Intervention de François Burgat

Réunion du 12 janvier 2016 à 16h30
Mission d'information sur les moyens de daech

François Burgat, directeur de recherche au CNRS, coordonnateur du programme « Quand l'autoritarisme échoue dans le monde arabe » :

Certes, mais elles ne peuvent pas être ce qui détermine notre action. L'autre jour, j'entendais un débat sur l'Irak et l'un des protagonistes déplorait le départ des chrétiens de Mossoul. Son interlocuteur, de Mossoul, lui a répondu que, depuis trois ans, 5 % des chrétiens en sont partis mais que si l'on prend le chiffre des dix dernières années, il s'élève à 60 % ! Le statut des minorités dans le tissu politique oriental n'a pas été structurellement affecté par les derniers épisodes, mais il a été instrumentalisé de façon particulièrement visible. Aussi le départ des chrétiens d'Irak est-il un phénomène structurel qui n'a pas du tout attendu l'émergence de Daech. Encore une fois, pour protéger les minorités, il faut s'occuper efficacement de la majorité. Il faut que le système politique redevienne fonctionnel dans l'ensemble de l'espace concerné afin que le segment faible de la société ne paie pas le prix de la tension, du dysfonctionnement du système politique central. Ainsi, quand un couple va mal, c'est la femme qui en paie le prix et parfois c'est le chien qui reçoit des coups de pied.

Pour ce qui concerne la question posée par M. Faure, il faut comprendre que Daech peut occuper un certain espace grâce à ses ressources propres. Il faut arrêter de considérer qu'il s'agit d'une marionnette de l'Arabie Saoudite. Toutefois, dans certains cas, la présence de Daech n'est pas due à la présence de ressources positives mais à une manoeuvre tactique du régime syrien. Si Daech est entré dans Palmyre, où l'armée syrienne n'a absolument pas combattu, j'ai le sentiment que c'est parce que le régime souhaitait que les soldats de Daech fassent ce qu'on savait bien qu'ils allaient faire : nous emmerder, frapper où ça fait mal, à savoir toucher les antiquités. Qui souhaite le maintien de Daech ? Celui qui l'instrumentalise, à savoir – c'est une évidence absolue – le régime syrien. Je me souviens, lors des négociations de Genève I, qu'un membre de la délégation syrienne brandissait sa tablette ou son téléphone portable en disant : « Vous voulez que je vous montre le siège de Daech à Rakka ? Pourquoi ne le bombardez-vous pas ? » Le régime syrien ne s'en est pas pris de façon frontale à Daech. Depuis le début du conflit, il voulait Daech qui lui-même ne voulait pas, en priorité absolue, la fin du régime syrien.
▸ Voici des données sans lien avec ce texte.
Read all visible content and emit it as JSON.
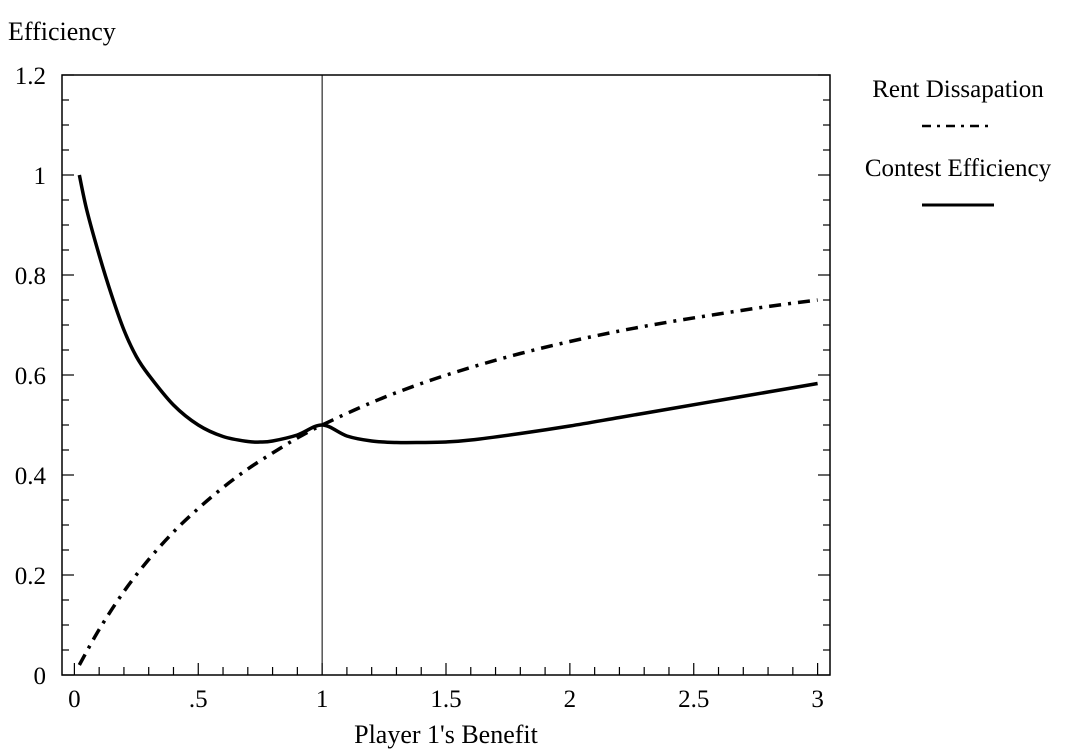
{
  "chart_data": {
    "type": "line",
    "title": "",
    "ylabel": "Efficiency",
    "xlabel": "Player 1's Benefit",
    "xlim": [
      -0.05,
      3.05
    ],
    "ylim": [
      0,
      1.2
    ],
    "x_ticks": [
      {
        "value": 0,
        "label": "0"
      },
      {
        "value": 0.5,
        "label": ".5"
      },
      {
        "value": 1,
        "label": "1"
      },
      {
        "value": 1.5,
        "label": "1.5"
      },
      {
        "value": 2,
        "label": "2"
      },
      {
        "value": 2.5,
        "label": "2.5"
      },
      {
        "value": 3,
        "label": "3"
      }
    ],
    "y_ticks": [
      {
        "value": 0,
        "label": "0"
      },
      {
        "value": 0.2,
        "label": "0.2"
      },
      {
        "value": 0.4,
        "label": "0.4"
      },
      {
        "value": 0.6,
        "label": "0.6"
      },
      {
        "value": 0.8,
        "label": "0.8"
      },
      {
        "value": 1,
        "label": "1"
      },
      {
        "value": 1.2,
        "label": "1.2"
      }
    ],
    "reference_line": {
      "x": 1
    },
    "grid": false,
    "legend_position": "right",
    "series": [
      {
        "name": "Rent Dissapation",
        "style": "dash-dot",
        "x": [
          0.02,
          0.1,
          0.2,
          0.3,
          0.4,
          0.5,
          0.6,
          0.7,
          0.8,
          0.9,
          1.0,
          1.2,
          1.4,
          1.6,
          1.8,
          2.0,
          2.2,
          2.4,
          2.6,
          2.8,
          3.0
        ],
        "y": [
          0.02,
          0.091,
          0.167,
          0.231,
          0.286,
          0.333,
          0.375,
          0.412,
          0.444,
          0.474,
          0.5,
          0.545,
          0.583,
          0.615,
          0.643,
          0.667,
          0.688,
          0.706,
          0.722,
          0.737,
          0.75
        ]
      },
      {
        "name": "Contest Efficiency",
        "style": "solid",
        "x": [
          0.02,
          0.05,
          0.1,
          0.15,
          0.2,
          0.25,
          0.3,
          0.4,
          0.5,
          0.6,
          0.7,
          0.75,
          0.8,
          0.9,
          1.0,
          1.1,
          1.2,
          1.3,
          1.4,
          1.5,
          1.6,
          1.8,
          2.0,
          2.2,
          2.4,
          2.6,
          2.8,
          3.0
        ],
        "y": [
          1.0,
          0.93,
          0.84,
          0.76,
          0.69,
          0.637,
          0.6,
          0.54,
          0.5,
          0.477,
          0.467,
          0.466,
          0.468,
          0.48,
          0.5,
          0.478,
          0.468,
          0.465,
          0.465,
          0.466,
          0.47,
          0.483,
          0.498,
          0.515,
          0.532,
          0.549,
          0.566,
          0.583
        ]
      }
    ]
  }
}
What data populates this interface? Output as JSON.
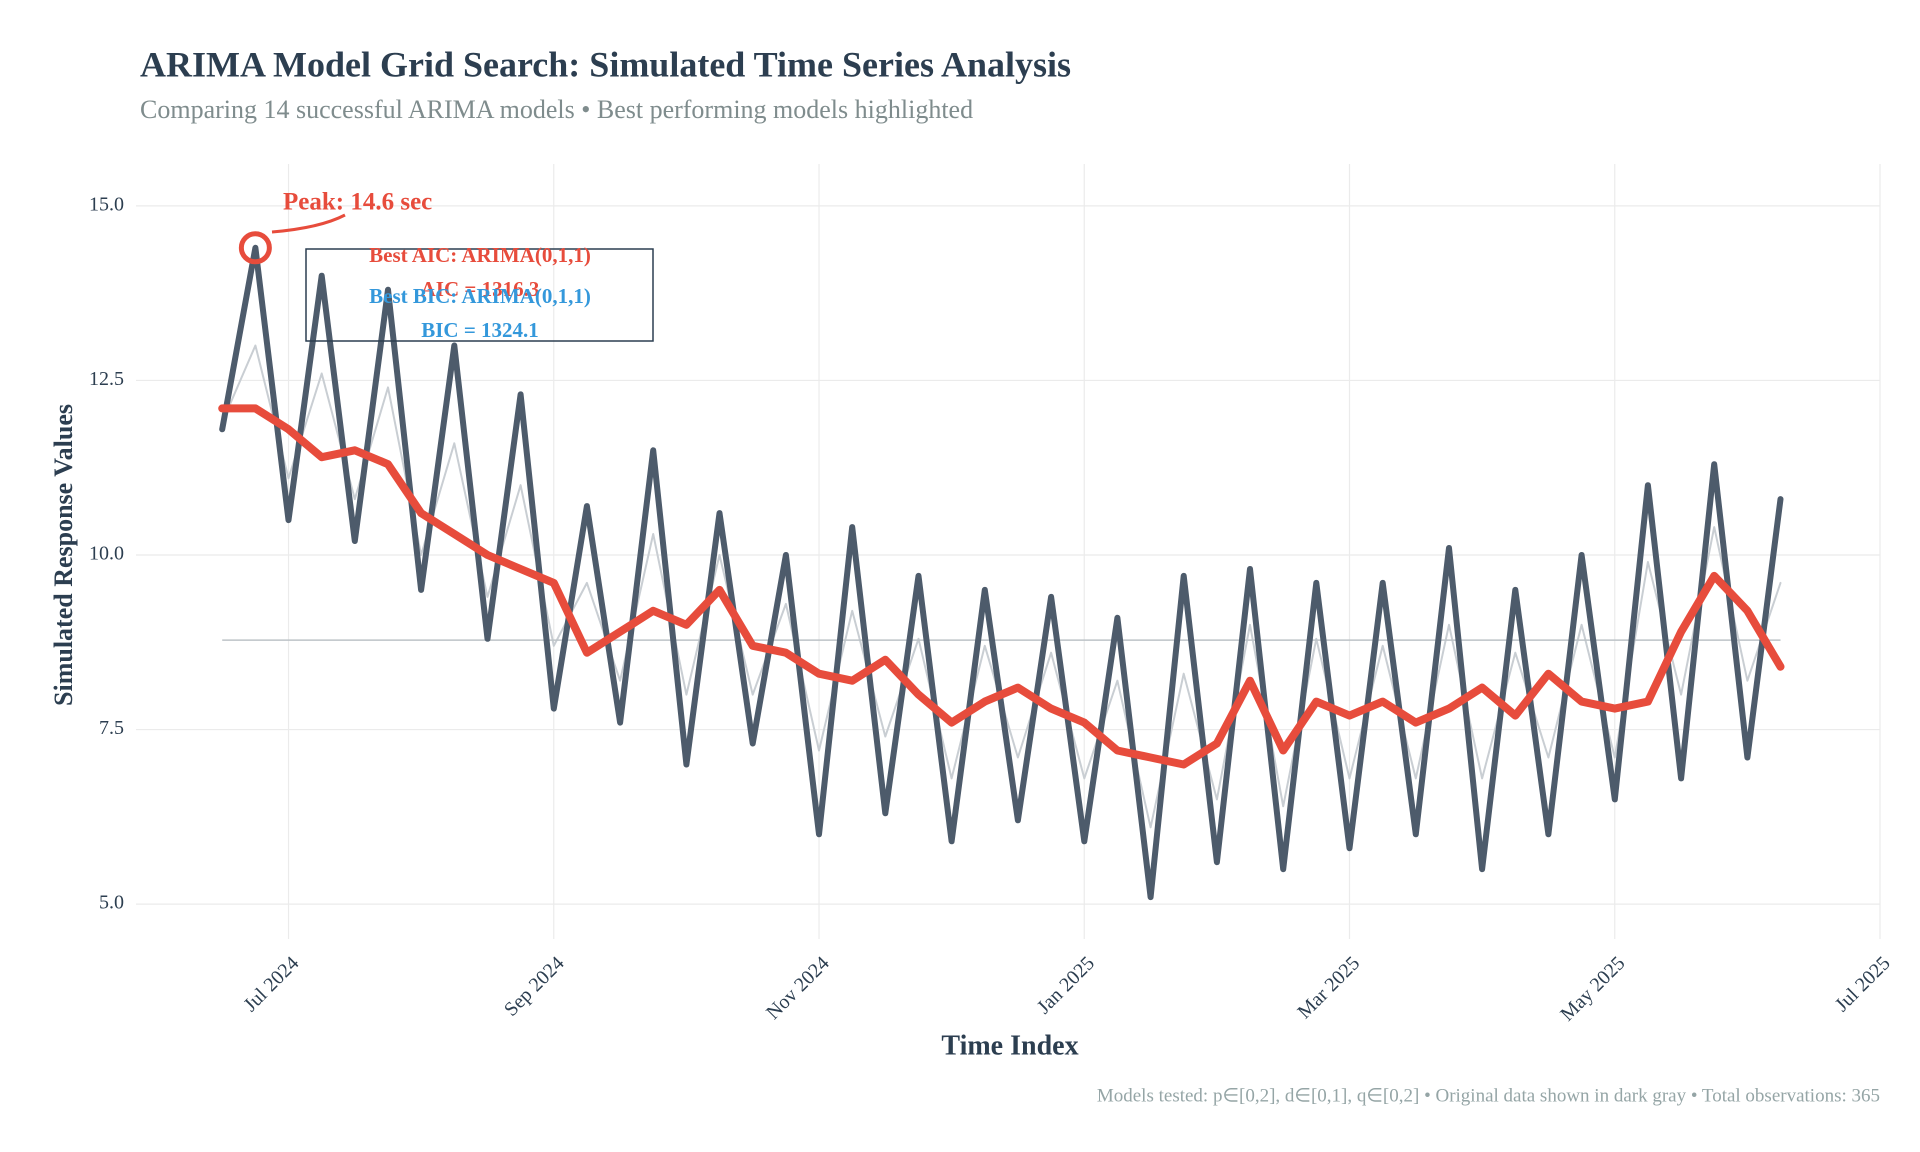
{
  "chart_data": {
    "type": "line",
    "title": "ARIMA Model Grid Search: Simulated Time Series Analysis",
    "subtitle": "Comparing 14 successful ARIMA models • Best performing models highlighted",
    "x_label": "Time Index",
    "y_label": "Simulated Response Values",
    "caption": "Models tested: p∈[0,2], d∈[0,1], q∈[0,2] • Original data shown in dark gray • Total observations: 365",
    "x": [
      -0.5,
      -0.25,
      0,
      0.25,
      0.5,
      0.75,
      1,
      1.25,
      1.5,
      1.75,
      2,
      2.25,
      2.5,
      2.75,
      3,
      3.25,
      3.5,
      3.75,
      4,
      4.25,
      4.5,
      4.75,
      5,
      5.25,
      5.5,
      5.75,
      6,
      6.25,
      6.5,
      6.75,
      7,
      7.25,
      7.5,
      7.75,
      8,
      8.25,
      8.5,
      8.75,
      9,
      9.25,
      9.5,
      9.75,
      10,
      10.25,
      10.5,
      10.75,
      11,
      11.25
    ],
    "series": [
      {
        "color": "#c9ced3",
        "width": 2,
        "values": [
          11.9,
          13.0,
          11.1,
          12.6,
          10.8,
          12.4,
          10.0,
          11.6,
          9.4,
          11.0,
          8.7,
          9.6,
          8.2,
          10.3,
          8.0,
          10.0,
          8.0,
          9.3,
          7.2,
          9.2,
          7.4,
          8.8,
          6.8,
          8.7,
          7.1,
          8.6,
          6.8,
          8.2,
          6.1,
          8.3,
          6.5,
          9.0,
          6.4,
          8.8,
          6.8,
          8.7,
          6.8,
          9.0,
          6.8,
          8.6,
          7.1,
          9.0,
          7.1,
          9.9,
          8.0,
          10.4,
          8.2,
          9.6
        ]
      },
      {
        "color": "#4d5b6b",
        "width": 6,
        "values": [
          11.8,
          14.4,
          10.5,
          14.0,
          10.2,
          13.8,
          9.5,
          13.0,
          8.8,
          12.3,
          7.8,
          10.7,
          7.6,
          11.5,
          7.0,
          10.6,
          7.3,
          10.0,
          6.0,
          10.4,
          6.3,
          9.7,
          5.9,
          9.5,
          6.2,
          9.4,
          5.9,
          9.1,
          5.1,
          9.7,
          5.6,
          9.8,
          5.5,
          9.6,
          5.8,
          9.6,
          6.0,
          10.1,
          5.5,
          9.5,
          6.0,
          10.0,
          6.5,
          11.0,
          6.8,
          11.3,
          7.1,
          10.8
        ]
      },
      {
        "color": "#e74c3c",
        "width": 8,
        "values": [
          12.1,
          12.1,
          11.8,
          11.4,
          11.5,
          11.3,
          10.6,
          10.3,
          10.0,
          9.8,
          9.6,
          8.6,
          8.9,
          9.2,
          9.0,
          9.5,
          8.7,
          8.6,
          8.3,
          8.2,
          8.5,
          8.0,
          7.6,
          7.9,
          8.1,
          7.8,
          7.6,
          7.2,
          7.1,
          7.0,
          7.3,
          8.2,
          7.2,
          7.9,
          7.7,
          7.9,
          7.6,
          7.8,
          8.1,
          7.7,
          8.3,
          7.9,
          7.8,
          7.9,
          8.9,
          9.7,
          9.2,
          8.4
        ]
      }
    ],
    "reference_line": 8.78,
    "xlim": [
      -1.15,
      12.0
    ],
    "ylim": [
      4.5,
      15.6
    ],
    "xticks": [
      {
        "value": 0,
        "label": "Jul 2024"
      },
      {
        "value": 2,
        "label": "Sep 2024"
      },
      {
        "value": 4,
        "label": "Nov 2024"
      },
      {
        "value": 6,
        "label": "Jan 2025"
      },
      {
        "value": 8,
        "label": "Mar 2025"
      },
      {
        "value": 10,
        "label": "May 2025"
      },
      {
        "value": 12,
        "label": "Jul 2025"
      }
    ],
    "yticks": [
      {
        "value": 5,
        "label": "5.0"
      },
      7.5,
      {
        "value": 10,
        "label": "10.0"
      },
      12.5,
      {
        "value": 15,
        "label": "15.0"
      }
    ],
    "grid": true,
    "peak_label": "Peak: 14.6 sec",
    "annotation_box": [
      "Best AIC: ARIMA(0,1,1)",
      "AIC = 1316.3",
      "Best BIC: ARIMA(0,1,1)",
      "BIC = 1324.1"
    ]
  }
}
L'internationalisation du conflit s'est bien sûr également réalisée au profit de Daech mais je ne pense pas que le phénomène des djihadistes sans frontières, des sunnites en colère venus de 170 pays, fasse basculer le rapport de force du point de vue militaire, quand bien même ces enfants ont dans la poche une arme qui compte sur le terrain : l'attentat-suicide.

Pour ce qui est de l'influence des acteurs étatiques, il faut toujours établir une dichotomie entre les régimes et les opposants : vous avez énormément de Saoudiens au sein de Daech mais aussi de très nombreux Kurdes. On peut dire que les rangs de Daech sont composés des sunnites mécontents, des citoyens du monde qui, dans 170 pays, se sentent exclus et cherchent à se venger et à s'épanouir ailleurs. Par conséquent, Daech profite des dysfonctionnements des systèmes politiques régionaux et internationaux. Qui a intérêt à l'existence de Daech ? Une grande partie des opposants saoudiens – et l'Arabie Saoudite est un régime malade –, ses opposants pensant que le renouvellement politique de ce pays passe par une victoire de Daech. L'organisation ne compte pas, en revanche, d'Iraniens du fait de la fracture sectaire. Ainsi ai-je commenté ironiquement l'arrivée au pouvoir des Houthis à Sanaa en estimant qu'on pouvait au moins être sûrs que la guerre contre Al-Qaïda allait prendre un tournant tant on reprochait à l'ancien gouvernement de faire seulement mine de lutter contre cette organisation. Reste que la fracture sectaire les empêche, tout comme les Iraniens, de soutenir Daech. En dehors de cette fracture sectaire, ce sont tous les mécontents des systèmes politiques de la région qui soutiennent Daech et cela représente pas mal de monde, voilà le problème.